ECLI:NL:CRVB:2005:AT4308
Centrale Raad van Beroep
- Eerste aanleg - meervoudig
- C.G. Kasdorp
- G.L.M.J. Stevens
- H.R. Geerling-Brouwer
- Rechtspraak.nl
Weigering erkenning als vervolgingsslachtoffer en als burgeroorlogsslachtoffer
In deze zaak heeft de Centrale Raad van Beroep op 31 maart 2005 uitspraak gedaan over de weigering van de erkenning van eiser als vervolgingsslachtoffer en als burgeroorlogsslachtoffer. Eiser, geboren op 27 juli 1940 uit een Joodse moeder en een niet-Joodse vader, had bij de Raadskamers WUV en WUBO van de Pensioen- en Uitkeringsraad een gecombineerde aanvraag ingediend voor een periodieke uitkering op basis van de Wet uitkeringen vervolgingsslachtoffers 1940-1945 (Wuv) en een toeslag op basis van de Wet uitkeringen burgeroorlogsslachtoffers 1940-1945 (Wubo). De besluiten van de verweersters, genomen op 25 september 2002, werden door eiser bestreden, omdat hij meende dat hij door de oorlogsomstandigheden en de gevolgen daarvan psychisch letsel had opgelopen.

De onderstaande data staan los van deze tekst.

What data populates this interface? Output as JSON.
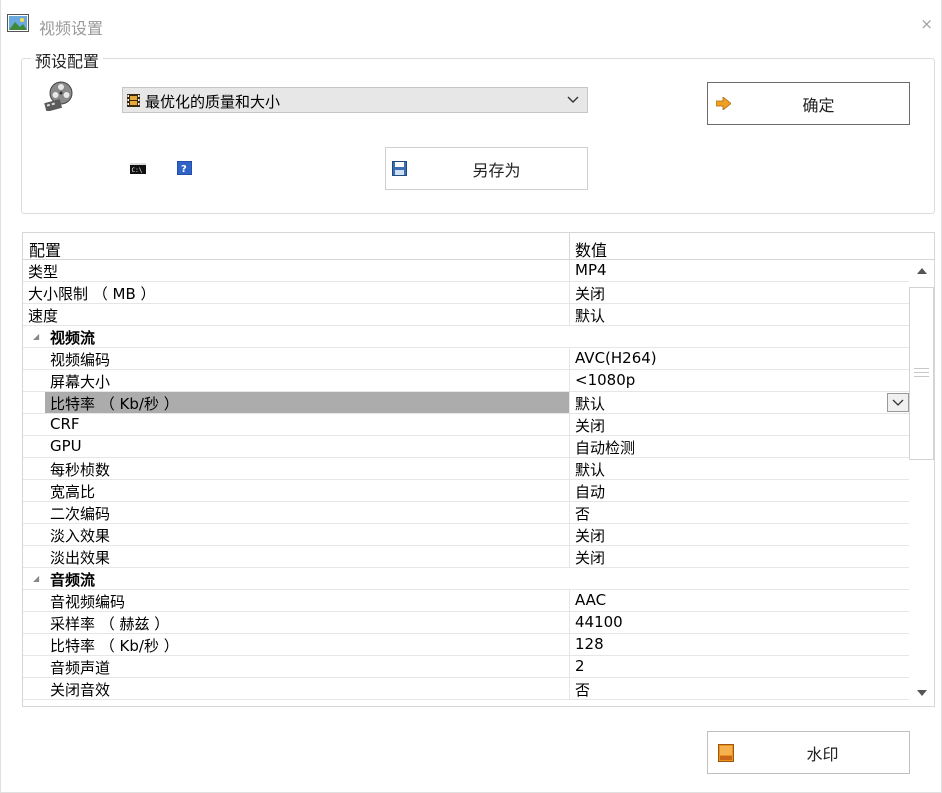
{
  "window": {
    "title": "视频设置",
    "close_glyph": "×"
  },
  "preset": {
    "group_label": "预设配置",
    "selected": "最优化的质量和大小",
    "ok_label": "确定",
    "save_as_label": "另存为"
  },
  "grid": {
    "header_name": "配置",
    "header_value": "数值",
    "rows": [
      {
        "name": "类型",
        "value": "MP4"
      },
      {
        "name": "大小限制 （ MB ）",
        "value": "关闭"
      },
      {
        "name": "速度",
        "value": "默认"
      },
      {
        "name": "视频流",
        "value": ""
      },
      {
        "name": "视频编码",
        "value": "AVC(H264)"
      },
      {
        "name": "屏幕大小",
        "value": "<1080p"
      },
      {
        "name": "比特率 （ Kb/秒 ）",
        "value": "默认"
      },
      {
        "name": "CRF",
        "value": "关闭"
      },
      {
        "name": "GPU",
        "value": "自动检测"
      },
      {
        "name": "每秒桢数",
        "value": "默认"
      },
      {
        "name": "宽高比",
        "value": "自动"
      },
      {
        "name": "二次编码",
        "value": "否"
      },
      {
        "name": "淡入效果",
        "value": "关闭"
      },
      {
        "name": "淡出效果",
        "value": "关闭"
      },
      {
        "name": "音频流",
        "value": ""
      },
      {
        "name": "音视频编码",
        "value": "AAC"
      },
      {
        "name": "采样率 （ 赫兹 ）",
        "value": "44100"
      },
      {
        "name": "比特率 （ Kb/秒 ）",
        "value": "128"
      },
      {
        "name": "音频声道",
        "value": "2"
      },
      {
        "name": "关闭音效",
        "value": "否"
      }
    ]
  },
  "watermark_label": "水印",
  "colors": {
    "selected_row": "#acacac",
    "ok_arrow": "#f0a020"
  },
  "icons": {
    "app": "picture-icon",
    "film": "film-reel-icon",
    "cmd": "console-icon",
    "help": "help-icon",
    "save": "floppy-disk-icon",
    "ok": "arrow-right-icon",
    "watermark": "watermark-icon"
  }
}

De Raad overwoog dat verweerster I van mening was dat eiser geen vervolging had ondergaan, omdat hij als kind uit een gemengd huwelijk niet tot de groepen behoorde die door de Duitse bezetter werden vervolgd. De Raad stelde vast dat de door eiser gestelde onderduik in Rotterdam niet als effectieve onderduik kon worden beschouwd, omdat hij in principe thuis woonde en slechts af en toe in Rotterdam verbleef. De Raad concludeerde dat de bestreden besluiten in rechte standhielden en dat de beroepen ongegrond verklaard moesten worden.

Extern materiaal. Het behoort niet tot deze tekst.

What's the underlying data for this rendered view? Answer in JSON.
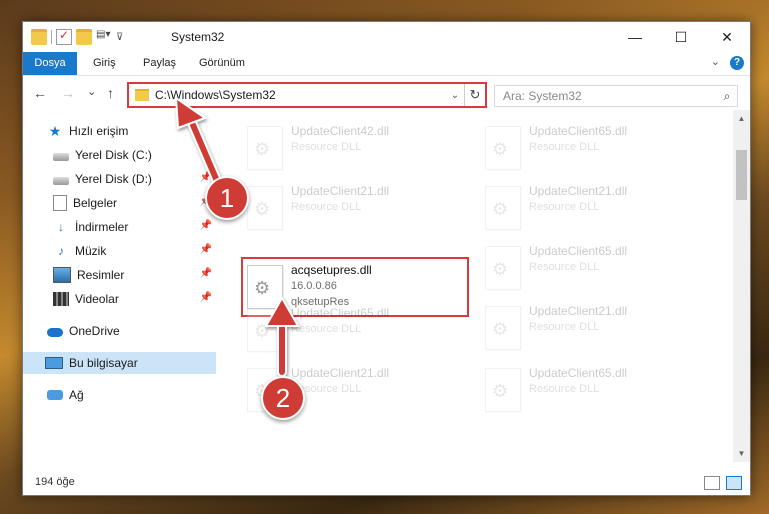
{
  "window": {
    "title": "System32",
    "quick_access_toolbar": [
      "folder-icon",
      "properties-icon",
      "new-folder-icon",
      "customize-icon"
    ]
  },
  "controls": {
    "minimize": "—",
    "maximize": "☐",
    "close": "✕"
  },
  "ribbon": {
    "tabs": [
      "Dosya",
      "Giriş",
      "Paylaş",
      "Görünüm"
    ],
    "expand_glyph": "⌄",
    "help_glyph": "?"
  },
  "nav": {
    "back": "←",
    "forward": "→",
    "recent": "⌄",
    "up": "↑",
    "address": "C:\\Windows\\System32",
    "address_dropdown": "⌄",
    "refresh": "↻",
    "search_placeholder": "Ara: System32",
    "search_icon": "⌕"
  },
  "sidebar": {
    "items": [
      {
        "label": "Hızlı erişim",
        "icon": "star-icon",
        "pinned": false
      },
      {
        "label": "Yerel Disk (C:)",
        "icon": "disk-icon",
        "pinned": false
      },
      {
        "label": "Yerel Disk (D:)",
        "icon": "disk-icon",
        "pinned": true
      },
      {
        "label": "Belgeler",
        "icon": "documents-icon",
        "pinned": true
      },
      {
        "label": "İndirmeler",
        "icon": "downloads-icon",
        "pinned": true
      },
      {
        "label": "Müzik",
        "icon": "music-icon",
        "pinned": true
      },
      {
        "label": "Resimler",
        "icon": "pictures-icon",
        "pinned": true
      },
      {
        "label": "Videolar",
        "icon": "videos-icon",
        "pinned": true
      },
      {
        "label": "OneDrive",
        "icon": "cloud-icon",
        "pinned": false
      },
      {
        "label": "Bu bilgisayar",
        "icon": "computer-icon",
        "pinned": false,
        "selected": true
      },
      {
        "label": "Ağ",
        "icon": "network-icon",
        "pinned": false
      }
    ]
  },
  "files": [
    {
      "name": "UpdateClient42.dll",
      "line2": "Resource DLL",
      "line3": "",
      "faded": true
    },
    {
      "name": "UpdateClient65.dll",
      "line2": "Resource DLL",
      "line3": "",
      "faded": true
    },
    {
      "name": "UpdateClient21.dll",
      "line2": "Resource DLL",
      "line3": "",
      "faded": true
    },
    {
      "name": "UpdateClient21.dll",
      "line2": "Resource DLL",
      "line3": "",
      "faded": true
    },
    {
      "name": "acqsetupres.dll",
      "line2": "16.0.0.86",
      "line3": "qksetupRes",
      "faded": false,
      "highlight": true
    },
    {
      "name": "UpdateClient65.dll",
      "line2": "Resource DLL",
      "line3": "",
      "faded": true
    },
    {
      "name": "UpdateClient65.dll",
      "line2": "Resource DLL",
      "line3": "",
      "faded": true
    },
    {
      "name": "UpdateClient21.dll",
      "line2": "Resource DLL",
      "line3": "",
      "faded": true
    },
    {
      "name": "UpdateClient21.dll",
      "line2": "Resource DLL",
      "line3": "",
      "faded": true
    },
    {
      "name": "UpdateClient65.dll",
      "line2": "Resource DLL",
      "line3": "",
      "faded": true
    }
  ],
  "status": {
    "count": "194 öğe"
  },
  "annotations": {
    "step1": "1",
    "step2": "2",
    "accent_color": "#cf3b35"
  }
}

De Raad oordeelde ook dat er geen termen aanwezig waren voor een vergoeding van proceskosten, en dat het verzoek van eiser om uitstel van de behandeling van de gedingen werd afgewezen. De Raad vond dat de getuigenverklaringen van eisers broer en psychiater niet relevant waren voor de besluitvorming, omdat zij niet uit eigen waarneming konden getuigen over de oorlogsjaren. De Raad concludeerde dat de verweersters zorgvuldig te werk waren gegaan en dat er geen relevante gegevens waren gevonden die de door eiser gestelde confrontaties met politie-instanties tijdens de oorlog bevestigden. De Raad verklaarde de beroepen ongegrond en bevestigde de besluiten van de verweersters.